We had just left the Stevenson Road Covered Bridge and were on the way to Charleton Mill Bridge when we saw two stone pillars flanking a gravel road heading into a wooded area. Had to check that out, and when we turned into the road we noticed a prominent sign labeling Stevenson Cemetery. Fortunately the road was open, so we drove in.
This cemetery dates back to 1804 when James Stevenson donated 3 acres of ground for a church and cemetery for the existing congregation that had been worshiping in a private home. A Reverend Armstrong had come from Kentucky in 1800 to start a new congregation in Greene County.
The Stevenson Cemetery is probably the oldest one in Greene County. Rev. Armstrong is buried there. As many as 21 soldiers of the Revolutionary War with at least seventeen soldiers identified, and recent studies indicate there are more not previously identified. Thirty seven War of 1812 and eighteen Civil War veterans are buried here. In addition many veterans from 20th century conflicts are at rest in Stevenson Cemetery.
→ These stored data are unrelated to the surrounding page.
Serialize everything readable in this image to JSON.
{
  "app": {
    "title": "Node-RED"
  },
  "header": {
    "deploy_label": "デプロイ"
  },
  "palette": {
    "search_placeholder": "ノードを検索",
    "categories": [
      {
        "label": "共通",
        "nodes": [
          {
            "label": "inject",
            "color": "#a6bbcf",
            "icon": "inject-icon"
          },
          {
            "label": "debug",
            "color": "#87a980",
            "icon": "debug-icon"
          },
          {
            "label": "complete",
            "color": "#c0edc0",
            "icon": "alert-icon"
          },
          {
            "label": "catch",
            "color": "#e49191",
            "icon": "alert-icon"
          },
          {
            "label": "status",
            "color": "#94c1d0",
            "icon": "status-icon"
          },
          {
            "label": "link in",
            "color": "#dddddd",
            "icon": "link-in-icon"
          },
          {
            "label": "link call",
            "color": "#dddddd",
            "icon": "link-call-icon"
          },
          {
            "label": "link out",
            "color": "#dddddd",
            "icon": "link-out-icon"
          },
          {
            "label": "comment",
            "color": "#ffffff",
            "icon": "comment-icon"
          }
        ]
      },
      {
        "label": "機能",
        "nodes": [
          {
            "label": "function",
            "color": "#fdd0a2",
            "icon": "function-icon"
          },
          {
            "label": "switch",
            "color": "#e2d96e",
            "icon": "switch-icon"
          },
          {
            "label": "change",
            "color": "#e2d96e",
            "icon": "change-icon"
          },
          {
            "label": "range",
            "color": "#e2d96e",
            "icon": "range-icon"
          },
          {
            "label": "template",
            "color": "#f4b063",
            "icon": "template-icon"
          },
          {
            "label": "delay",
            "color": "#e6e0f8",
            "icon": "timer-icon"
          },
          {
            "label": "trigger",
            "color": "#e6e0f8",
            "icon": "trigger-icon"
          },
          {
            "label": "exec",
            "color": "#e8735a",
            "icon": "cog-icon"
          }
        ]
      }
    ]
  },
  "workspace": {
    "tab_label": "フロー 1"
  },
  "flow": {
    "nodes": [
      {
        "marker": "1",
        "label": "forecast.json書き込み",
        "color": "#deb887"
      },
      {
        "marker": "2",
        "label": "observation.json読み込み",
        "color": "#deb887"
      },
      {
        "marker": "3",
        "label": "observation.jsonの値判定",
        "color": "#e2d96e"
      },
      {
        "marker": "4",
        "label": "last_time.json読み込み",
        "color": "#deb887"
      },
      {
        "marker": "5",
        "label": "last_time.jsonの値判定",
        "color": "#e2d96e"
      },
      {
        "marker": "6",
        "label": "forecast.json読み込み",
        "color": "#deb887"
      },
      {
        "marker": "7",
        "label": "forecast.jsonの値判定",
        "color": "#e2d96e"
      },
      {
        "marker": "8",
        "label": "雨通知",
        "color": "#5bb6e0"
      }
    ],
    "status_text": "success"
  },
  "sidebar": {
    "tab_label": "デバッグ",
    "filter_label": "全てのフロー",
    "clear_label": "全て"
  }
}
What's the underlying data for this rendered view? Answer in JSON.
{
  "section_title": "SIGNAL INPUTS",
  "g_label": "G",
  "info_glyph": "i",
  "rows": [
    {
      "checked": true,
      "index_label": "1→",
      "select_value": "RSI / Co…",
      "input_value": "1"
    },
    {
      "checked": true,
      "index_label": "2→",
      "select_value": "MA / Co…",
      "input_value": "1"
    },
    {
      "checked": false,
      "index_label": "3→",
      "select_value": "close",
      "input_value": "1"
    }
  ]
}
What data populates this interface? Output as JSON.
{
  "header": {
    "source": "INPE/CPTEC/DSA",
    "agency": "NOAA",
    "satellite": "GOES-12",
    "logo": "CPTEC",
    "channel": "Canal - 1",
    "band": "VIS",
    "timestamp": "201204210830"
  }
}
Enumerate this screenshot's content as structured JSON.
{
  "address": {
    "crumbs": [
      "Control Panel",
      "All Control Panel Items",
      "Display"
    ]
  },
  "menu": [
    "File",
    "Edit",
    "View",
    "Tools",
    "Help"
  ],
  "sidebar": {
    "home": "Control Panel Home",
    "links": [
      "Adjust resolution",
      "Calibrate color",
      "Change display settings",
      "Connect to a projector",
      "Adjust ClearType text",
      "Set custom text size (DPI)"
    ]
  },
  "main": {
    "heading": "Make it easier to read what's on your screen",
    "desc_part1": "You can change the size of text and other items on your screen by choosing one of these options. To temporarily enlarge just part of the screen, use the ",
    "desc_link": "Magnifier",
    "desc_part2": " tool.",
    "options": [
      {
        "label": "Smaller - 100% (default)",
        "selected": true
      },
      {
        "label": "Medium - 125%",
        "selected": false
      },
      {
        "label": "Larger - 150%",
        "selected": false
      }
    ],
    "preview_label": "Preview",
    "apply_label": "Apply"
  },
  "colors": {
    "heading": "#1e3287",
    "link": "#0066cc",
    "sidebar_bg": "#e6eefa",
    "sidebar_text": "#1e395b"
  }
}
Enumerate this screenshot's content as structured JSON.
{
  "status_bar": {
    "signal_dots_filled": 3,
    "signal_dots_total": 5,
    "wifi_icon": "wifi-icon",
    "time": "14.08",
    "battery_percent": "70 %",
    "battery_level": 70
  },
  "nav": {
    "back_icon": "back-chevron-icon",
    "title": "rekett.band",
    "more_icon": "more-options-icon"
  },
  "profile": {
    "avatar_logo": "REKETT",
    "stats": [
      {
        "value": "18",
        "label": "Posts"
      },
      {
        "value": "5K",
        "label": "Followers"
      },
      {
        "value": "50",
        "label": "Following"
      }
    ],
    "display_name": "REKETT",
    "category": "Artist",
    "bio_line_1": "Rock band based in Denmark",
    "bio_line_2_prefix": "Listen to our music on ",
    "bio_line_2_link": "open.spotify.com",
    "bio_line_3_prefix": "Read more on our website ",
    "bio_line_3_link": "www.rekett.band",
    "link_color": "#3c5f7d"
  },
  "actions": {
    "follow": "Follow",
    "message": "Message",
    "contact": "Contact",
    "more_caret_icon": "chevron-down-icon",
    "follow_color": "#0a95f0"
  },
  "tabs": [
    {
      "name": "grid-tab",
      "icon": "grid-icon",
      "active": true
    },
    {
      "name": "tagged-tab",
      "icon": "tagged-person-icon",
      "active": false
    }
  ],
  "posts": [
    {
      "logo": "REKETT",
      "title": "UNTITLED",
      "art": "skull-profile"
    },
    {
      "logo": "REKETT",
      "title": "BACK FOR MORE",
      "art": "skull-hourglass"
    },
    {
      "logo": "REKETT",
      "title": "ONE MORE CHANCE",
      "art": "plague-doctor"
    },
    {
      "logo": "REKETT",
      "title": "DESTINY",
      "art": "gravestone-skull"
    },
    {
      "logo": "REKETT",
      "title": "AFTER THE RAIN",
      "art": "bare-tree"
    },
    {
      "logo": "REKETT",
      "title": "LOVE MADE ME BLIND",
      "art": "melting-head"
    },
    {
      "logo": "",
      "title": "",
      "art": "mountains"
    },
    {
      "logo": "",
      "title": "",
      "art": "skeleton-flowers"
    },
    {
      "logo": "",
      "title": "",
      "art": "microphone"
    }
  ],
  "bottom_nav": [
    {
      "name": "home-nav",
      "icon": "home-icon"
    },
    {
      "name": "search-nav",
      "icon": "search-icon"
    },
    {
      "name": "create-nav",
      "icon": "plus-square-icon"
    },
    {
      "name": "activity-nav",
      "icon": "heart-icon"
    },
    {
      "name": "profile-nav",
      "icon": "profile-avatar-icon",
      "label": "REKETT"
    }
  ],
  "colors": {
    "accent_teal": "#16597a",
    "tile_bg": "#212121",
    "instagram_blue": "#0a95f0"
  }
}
The Xenia (Ohio) Daily Gazette ran a detailed article about the cemetery in May 2017. From that article: “The Cedar Cliff Chapter of the Daughters of the American Revolution has made this cemetery a special project for many years. In 1931, an imposing gateway of colored stones was placed at the entry. Inscription on one pillar states that the D. A. R. erected them, the other has the name of James Stevenson, the donor of the site. The cost was $188. In 1975, a large stone which bears a bronze plaque giving the names of seventeen of the Revolutionary War soldiers was dedicated…”
This is truly a historic cemetery. The setting is beautiful and it was very enjoyable walking around the grounds and reading the inscriptions on the many stones.